18. Please describe your emotions.

My emotions are pretty gloomy, on a day to day basis. I try and be positive, at least about myself, but I feel that my natural disposition is one that is a bit darker than I'd originally like. My emotions vary by the hour. I guess, I am still finding my way in life and my emotions are a direct result of that uncertainty and instability.

19. What are you wearing on your body and face, and how is your hair done, right at this moment?

I am wearing no make-up. My hair is down, wavy, probably a little frizzy. I am wearing a vest stop I bought several months ago, but have only worn twice.
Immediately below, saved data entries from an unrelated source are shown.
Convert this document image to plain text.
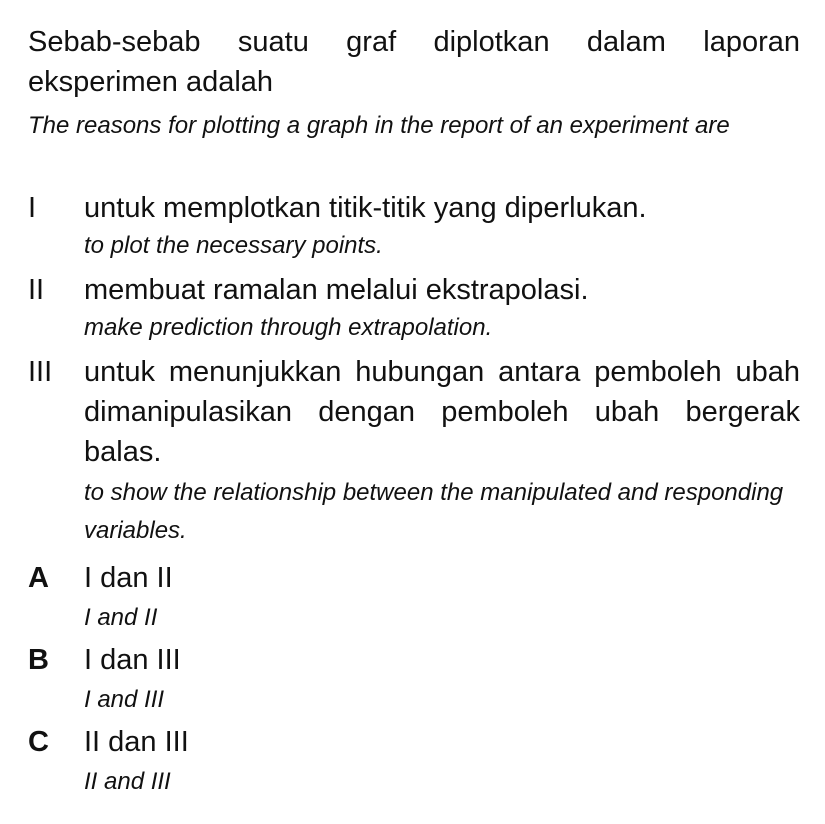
Sebab-sebab suatu graf diplotkan dalam laporan eksperimen adalah
The reasons for plotting a graph in the report of an experiment are
I	untuk memplotkan titik-titik yang diperlukan.
to plot the necessary points.
II	membuat ramalan melalui ekstrapolasi.
make prediction through extrapolation.
III	untuk menunjukkan hubungan antara pemboleh ubah dimanipulasikan dengan pemboleh ubah bergerak balas.
to show the relationship between the manipulated and responding variables.
A	I dan II
I and II
B	I dan III
I and III
C	II dan III
II and III
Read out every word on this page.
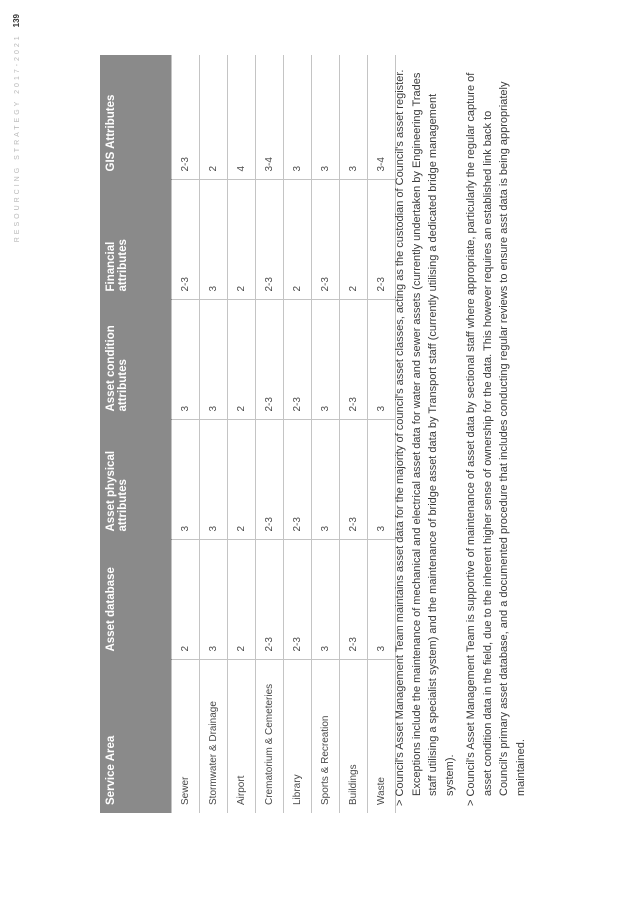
Service Area	Asset database	Asset physical attributes	Asset condition attributes	Financial attributes	GIS Attributes
Sewer	2	3	3	2-3	2-3
Stormwater & Drainage	3	3	3	3	2
Airport	2	2	2	2	4
Crematorium & Cemeteries	2-3	2-3	2-3	2-3	3-4
Library	2-3	2-3	2-3	2	3
Sports & Recreation	3	3	3	2-3	3
Buildings	2-3	2-3	2-3	2	3
Waste	3	3	3	2-3	3-4 > Council's Asset Management Team maintains asset data for the majority of council's asset classes, acting as the custodian of Council's asset register. Exceptions include the maintenance of mechanical and electrical asset data for water and sewer assets (currently undertaken by Engineering Trades staff utilising a specialist system) and the maintenance of bridge asset data by Transport staff (currently utilising a dedicated bridge management system). > Council's Asset Management Team is supportive of maintenance of asset data by sectional staff where appropriate, particularly the regular capture of asset condition data in the field, due to the inherent higher sense of ownership for the data. This however requires an established link back to Council's primary asset database, and a documented procedure that includes conducting regular reviews to ensure asst data is being appropriately maintained.

RESOURCING STRATEGY 2017-2021139
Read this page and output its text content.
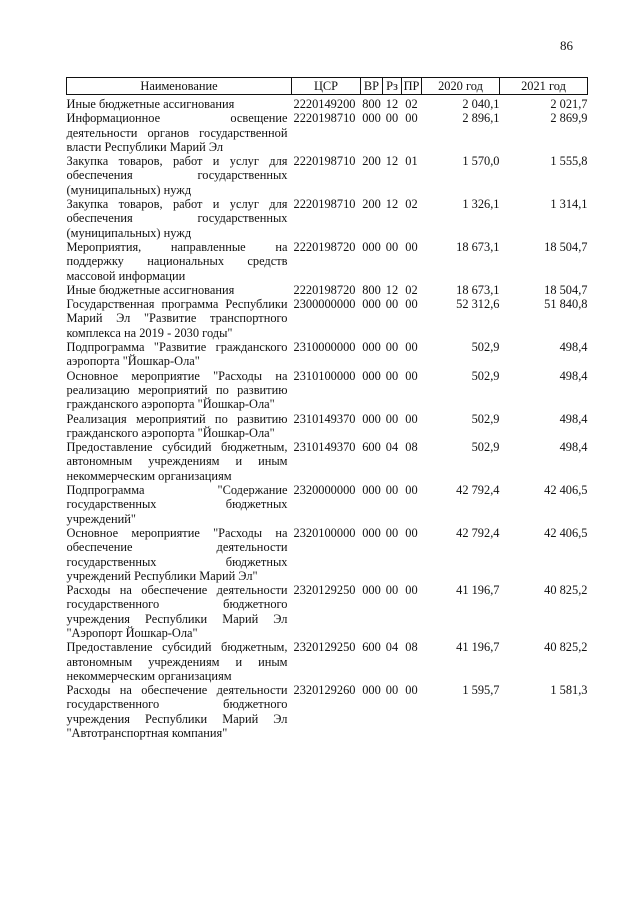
86
Наименование	ЦСР	ВР	Рз	ПР	2020 год	2021 год
Иные бюджетные ассигнования	2220149200	800	12	02	2 040,1	2 021,7
Информационное освещение деятельности органов государственной власти Республики Марий Эл	2220198710	000	00	00	2 896,1	2 869,9
Закупка товаров, работ и услуг для обеспечения государственных (муниципальных) нужд	2220198710	200	12	01	1 570,0	1 555,8
Закупка товаров, работ и услуг для обеспечения государственных (муниципальных) нужд	2220198710	200	12	02	1 326,1	1 314,1
Мероприятия, направленные на поддержку национальных средств массовой информации	2220198720	000	00	00	18 673,1	18 504,7
Иные бюджетные ассигнования	2220198720	800	12	02	18 673,1	18 504,7
Государственная программа Республики Марий Эл "Развитие транспортного комплекса на 2019 - 2030 годы"	2300000000	000	00	00	52 312,6	51 840,8
Подпрограмма "Развитие гражданского аэропорта "Йошкар-Ола"	2310000000	000	00	00	502,9	498,4
Основное мероприятие "Расходы на реализацию мероприятий по развитию гражданского аэропорта "Йошкар-Ола"	2310100000	000	00	00	502,9	498,4
Реализация мероприятий по развитию гражданского аэропорта "Йошкар-Ола"	2310149370	000	00	00	502,9	498,4
Предоставление субсидий бюджетным, автономным учреждениям и иным некоммерческим организациям	2310149370	600	04	08	502,9	498,4
Подпрограмма "Содержание государственных бюджетных учреждений"	2320000000	000	00	00	42 792,4	42 406,5
Основное мероприятие "Расходы на обеспечение деятельности государственных бюджетных учреждений Республики Марий Эл"	2320100000	000	00	00	42 792,4	42 406,5
Расходы на обеспечение деятельности государственного бюджетного учреждения Республики Марий Эл "Аэропорт Йошкар-Ола"	2320129250	000	00	00	41 196,7	40 825,2
Предоставление субсидий бюджетным, автономным учреждениям и иным некоммерческим организациям	2320129250	600	04	08	41 196,7	40 825,2
Расходы на обеспечение деятельности государственного бюджетного учреждения Республики Марий Эл "Автотранспортная компания"	2320129260	000	00	00	1 595,7	1 581,3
This isn't a great day for me fashion-wise.

20. In what way is this stuff important, if at all?

I believe that we gain so much from outwardly cultivating an appearance that makes us happy. I find peace with knowing whatever is going on in the inside doesn't necessarily show on the outside. It's important in its own way.

What’s your birth date? 
Where were you born and where do you live now?

10th June 1991. I was born in Manchester, UK, and I currently find myself in the North of England.

Say anything you like about your cultural/ethnic/economic background.

Born to Ghanaian parents who moved to the UK a year before I was born. Grew up in a fairly middle class neighbourhood, although it was lacking in cultural and ethnic diversity. Brought up in a dual-culture and dual-language household.

What kind of work do you do?

I work with photographs, in the area of photography and cultural diversity in the arts. That is my main area of interest.

Are you single, married, do you have kids, etc.?

I am single.

How do you feel after filling out this survey?

I feel like I know myself slightly better. The decisions I considered 'thoughtless' actually have some sense and reason behind them.